The Ostriches Bathe in Tulsa
by Remi Recchia
It’s ninety-eight degrees out and we’re walking,
foolishly, at the zoo. My arms are bare, already
sticky and burning. The back of my neck is wet.
I want a sexy way to tell you I just need to go
home and rest. The brim of your hat is broad.
When we moved to Oklahoma, you told me your hair
got big. At first it was funny: some frizzes
here and there, maybe some morning static. But then
we stayed longer and longer, and now we’re still here,
and we buy expensive shampoo because your hair
demands more time, more attention. I won’t demand
these things from you because your body needs it
more, but my darling, I can’t wait to take you home.
You ask for a landline every day. That’s not true.
I ask for a landline every day. I miss the way a cord
feels, coiled around the wrist or elbow. When I was young
I would watch my mother talk on the phone while she
did the dishes, the way her shoulder propped perfectly
the mouthpiece against her jaw. The plates never
broke. Bubbles made everything beautiful.

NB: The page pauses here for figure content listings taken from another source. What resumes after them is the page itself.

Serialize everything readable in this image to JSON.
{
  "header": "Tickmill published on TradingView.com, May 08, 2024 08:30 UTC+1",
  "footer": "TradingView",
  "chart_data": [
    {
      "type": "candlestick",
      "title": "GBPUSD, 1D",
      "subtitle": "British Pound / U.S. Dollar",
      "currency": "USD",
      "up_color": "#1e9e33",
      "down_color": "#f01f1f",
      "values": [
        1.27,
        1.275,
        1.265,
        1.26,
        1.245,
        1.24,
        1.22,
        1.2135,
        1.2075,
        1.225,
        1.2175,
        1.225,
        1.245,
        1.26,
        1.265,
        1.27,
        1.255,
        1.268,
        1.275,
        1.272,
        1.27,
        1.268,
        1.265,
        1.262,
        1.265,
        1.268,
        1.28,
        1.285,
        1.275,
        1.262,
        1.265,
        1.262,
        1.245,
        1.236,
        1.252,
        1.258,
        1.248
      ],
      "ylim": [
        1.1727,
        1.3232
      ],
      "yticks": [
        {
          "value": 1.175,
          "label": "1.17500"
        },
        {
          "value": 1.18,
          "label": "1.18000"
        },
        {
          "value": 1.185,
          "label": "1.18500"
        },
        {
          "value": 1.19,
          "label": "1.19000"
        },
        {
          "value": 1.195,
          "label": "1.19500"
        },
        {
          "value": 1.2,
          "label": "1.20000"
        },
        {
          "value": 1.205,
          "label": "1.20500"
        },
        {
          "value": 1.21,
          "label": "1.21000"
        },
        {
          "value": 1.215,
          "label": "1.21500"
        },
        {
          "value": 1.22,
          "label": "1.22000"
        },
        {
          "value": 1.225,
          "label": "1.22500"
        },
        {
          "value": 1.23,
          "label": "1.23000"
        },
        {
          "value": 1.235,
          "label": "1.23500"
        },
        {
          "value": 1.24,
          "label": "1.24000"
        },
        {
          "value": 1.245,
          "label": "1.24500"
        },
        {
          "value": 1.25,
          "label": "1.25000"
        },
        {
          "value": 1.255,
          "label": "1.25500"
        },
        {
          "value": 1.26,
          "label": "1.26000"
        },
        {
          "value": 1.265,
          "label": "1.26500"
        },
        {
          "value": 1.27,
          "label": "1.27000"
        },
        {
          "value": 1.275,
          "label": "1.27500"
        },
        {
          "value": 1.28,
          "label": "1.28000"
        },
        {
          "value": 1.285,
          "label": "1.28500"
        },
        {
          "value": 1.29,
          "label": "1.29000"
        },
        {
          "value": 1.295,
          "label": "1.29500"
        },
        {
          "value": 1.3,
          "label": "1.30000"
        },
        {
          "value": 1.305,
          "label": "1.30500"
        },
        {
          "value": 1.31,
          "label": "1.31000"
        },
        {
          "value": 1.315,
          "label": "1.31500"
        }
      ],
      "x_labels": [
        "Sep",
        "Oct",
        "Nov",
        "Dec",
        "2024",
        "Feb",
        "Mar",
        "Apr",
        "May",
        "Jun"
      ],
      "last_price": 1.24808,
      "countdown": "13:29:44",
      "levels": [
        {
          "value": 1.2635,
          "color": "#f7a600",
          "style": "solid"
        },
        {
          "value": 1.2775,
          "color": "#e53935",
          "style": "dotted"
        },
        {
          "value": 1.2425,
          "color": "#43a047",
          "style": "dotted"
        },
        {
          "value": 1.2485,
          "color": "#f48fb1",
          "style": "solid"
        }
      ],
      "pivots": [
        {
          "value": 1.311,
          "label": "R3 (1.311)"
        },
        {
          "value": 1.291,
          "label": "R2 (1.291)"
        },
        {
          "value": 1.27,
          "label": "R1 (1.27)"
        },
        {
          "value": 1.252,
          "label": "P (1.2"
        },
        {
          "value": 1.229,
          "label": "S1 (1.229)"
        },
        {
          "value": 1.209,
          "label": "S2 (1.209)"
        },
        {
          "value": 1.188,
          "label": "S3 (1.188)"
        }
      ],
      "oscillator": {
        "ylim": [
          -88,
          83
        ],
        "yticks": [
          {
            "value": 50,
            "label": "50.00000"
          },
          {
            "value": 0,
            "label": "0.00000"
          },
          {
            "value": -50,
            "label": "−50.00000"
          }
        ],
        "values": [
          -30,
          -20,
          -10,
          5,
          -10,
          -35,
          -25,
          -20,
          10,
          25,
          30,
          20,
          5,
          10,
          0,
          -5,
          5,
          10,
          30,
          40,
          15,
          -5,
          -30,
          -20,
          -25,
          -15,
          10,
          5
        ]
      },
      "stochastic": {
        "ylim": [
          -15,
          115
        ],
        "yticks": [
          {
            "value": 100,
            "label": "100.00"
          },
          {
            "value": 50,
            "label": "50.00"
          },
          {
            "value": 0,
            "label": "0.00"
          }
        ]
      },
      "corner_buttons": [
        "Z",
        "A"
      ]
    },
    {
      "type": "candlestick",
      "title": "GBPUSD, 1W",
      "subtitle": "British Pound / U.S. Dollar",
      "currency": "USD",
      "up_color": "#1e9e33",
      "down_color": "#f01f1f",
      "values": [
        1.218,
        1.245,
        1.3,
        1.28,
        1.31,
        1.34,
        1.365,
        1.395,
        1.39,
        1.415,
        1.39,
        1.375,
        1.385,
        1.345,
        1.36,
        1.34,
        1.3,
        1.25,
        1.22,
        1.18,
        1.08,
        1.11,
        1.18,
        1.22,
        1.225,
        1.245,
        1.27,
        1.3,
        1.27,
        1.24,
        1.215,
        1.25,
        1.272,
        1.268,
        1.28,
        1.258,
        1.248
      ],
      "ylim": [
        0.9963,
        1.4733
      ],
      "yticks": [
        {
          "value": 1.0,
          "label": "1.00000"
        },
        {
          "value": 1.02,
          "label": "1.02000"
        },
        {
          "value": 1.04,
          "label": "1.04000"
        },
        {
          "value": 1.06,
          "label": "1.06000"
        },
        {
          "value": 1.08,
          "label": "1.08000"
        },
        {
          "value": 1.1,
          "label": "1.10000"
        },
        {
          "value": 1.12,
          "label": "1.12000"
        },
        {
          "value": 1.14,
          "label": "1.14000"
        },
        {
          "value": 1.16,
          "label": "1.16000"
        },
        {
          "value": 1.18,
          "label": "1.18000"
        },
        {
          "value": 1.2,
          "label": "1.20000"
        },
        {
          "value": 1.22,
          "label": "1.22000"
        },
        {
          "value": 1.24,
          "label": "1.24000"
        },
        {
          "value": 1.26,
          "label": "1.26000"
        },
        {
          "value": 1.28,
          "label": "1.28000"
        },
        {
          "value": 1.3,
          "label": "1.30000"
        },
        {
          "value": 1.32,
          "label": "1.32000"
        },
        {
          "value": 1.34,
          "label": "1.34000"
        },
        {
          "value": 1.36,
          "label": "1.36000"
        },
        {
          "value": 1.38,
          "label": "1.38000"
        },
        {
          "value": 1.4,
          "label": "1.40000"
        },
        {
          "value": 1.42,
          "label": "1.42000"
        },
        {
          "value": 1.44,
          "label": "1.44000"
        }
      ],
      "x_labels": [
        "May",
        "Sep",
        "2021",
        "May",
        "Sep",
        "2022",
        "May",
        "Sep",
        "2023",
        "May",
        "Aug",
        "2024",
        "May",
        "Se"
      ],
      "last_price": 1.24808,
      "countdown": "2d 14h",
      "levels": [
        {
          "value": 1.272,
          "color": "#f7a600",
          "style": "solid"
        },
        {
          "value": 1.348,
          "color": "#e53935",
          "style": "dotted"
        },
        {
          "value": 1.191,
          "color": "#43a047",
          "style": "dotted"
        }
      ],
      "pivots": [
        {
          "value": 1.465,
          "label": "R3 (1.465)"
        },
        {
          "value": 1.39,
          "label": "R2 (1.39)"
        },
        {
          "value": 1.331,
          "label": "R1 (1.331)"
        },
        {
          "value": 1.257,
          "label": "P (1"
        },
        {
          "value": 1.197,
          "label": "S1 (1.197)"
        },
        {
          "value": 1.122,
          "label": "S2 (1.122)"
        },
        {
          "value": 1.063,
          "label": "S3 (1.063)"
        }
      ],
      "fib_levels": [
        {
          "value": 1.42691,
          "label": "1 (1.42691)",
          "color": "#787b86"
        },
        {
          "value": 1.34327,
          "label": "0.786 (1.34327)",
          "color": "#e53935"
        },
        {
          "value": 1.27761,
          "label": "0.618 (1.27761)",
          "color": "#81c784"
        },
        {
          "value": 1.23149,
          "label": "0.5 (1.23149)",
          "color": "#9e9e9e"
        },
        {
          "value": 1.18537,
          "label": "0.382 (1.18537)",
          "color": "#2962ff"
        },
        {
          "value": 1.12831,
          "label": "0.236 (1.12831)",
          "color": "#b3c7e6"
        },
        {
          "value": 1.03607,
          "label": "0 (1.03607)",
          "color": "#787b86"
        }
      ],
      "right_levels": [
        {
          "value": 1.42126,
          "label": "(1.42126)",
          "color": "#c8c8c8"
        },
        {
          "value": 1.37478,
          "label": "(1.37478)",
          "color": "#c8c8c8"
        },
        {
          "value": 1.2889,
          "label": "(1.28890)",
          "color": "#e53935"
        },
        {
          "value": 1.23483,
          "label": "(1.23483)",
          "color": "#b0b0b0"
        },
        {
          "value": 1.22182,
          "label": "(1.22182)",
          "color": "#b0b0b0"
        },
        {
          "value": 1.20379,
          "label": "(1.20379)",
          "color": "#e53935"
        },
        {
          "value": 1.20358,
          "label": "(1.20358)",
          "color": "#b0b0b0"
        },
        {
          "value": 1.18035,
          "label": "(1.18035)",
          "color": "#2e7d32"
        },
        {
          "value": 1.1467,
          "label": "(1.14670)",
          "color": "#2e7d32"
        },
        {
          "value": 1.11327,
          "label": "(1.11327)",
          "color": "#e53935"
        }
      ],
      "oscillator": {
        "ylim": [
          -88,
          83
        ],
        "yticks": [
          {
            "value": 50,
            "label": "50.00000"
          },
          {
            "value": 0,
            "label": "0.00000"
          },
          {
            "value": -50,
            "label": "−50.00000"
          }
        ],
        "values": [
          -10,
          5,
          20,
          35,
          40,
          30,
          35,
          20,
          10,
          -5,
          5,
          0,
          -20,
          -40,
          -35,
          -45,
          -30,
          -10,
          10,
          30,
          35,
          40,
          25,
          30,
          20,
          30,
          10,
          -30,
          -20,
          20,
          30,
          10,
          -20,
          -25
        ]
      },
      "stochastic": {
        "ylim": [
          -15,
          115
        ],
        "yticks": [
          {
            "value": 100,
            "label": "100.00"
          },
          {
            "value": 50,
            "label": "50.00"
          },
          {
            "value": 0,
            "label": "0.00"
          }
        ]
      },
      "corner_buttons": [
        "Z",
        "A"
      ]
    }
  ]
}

We’re passing the prairie dogs now. One animal
digs alone, planting his face in the ground and wailing
his everything into the dirt. He’s building a home
in the middle of nowhere.
The sun sinks through his coat. The air is quiet.
Anything that should be making noise
sleeps now. They’ll eat later. I’m still not sure
how to feed us. Where do you buy food with no money?
Your parents think I’ve got a plan, but I don’t, and we
are hungry, and we are young. Black asphalt
absorbs our footprints—a clean break from voyeur to nothing.
I think I’d like to be a fossil one day, have a scientist
break through my crust, my grief housed in bones.
I want her to peel through my remains and use me
for science. And before I can say your name and ask you
to take up chemistry, we make a wrong turn and approach huge
birds with shaggy brown-feathered shoulder blades. One ostrich
stares at us, unblinking. But the sun goes behind
us for one glorious second, and I see his friends,
also enormous and feathered with naked legs, eyes
like scales on a sunken ship, and they dance
in the unfathomable shade. A zookeeper stands above
and sprays their backs with a thick hose, and I see
everything I have ever wanted to see, both of us drenched
in sweat but stuck in place mere feet from the entrance, four
deadly birds rolling in pleasure, and then you’re laughing
and I’m laughing and I almost run into the enclosure, into the rain.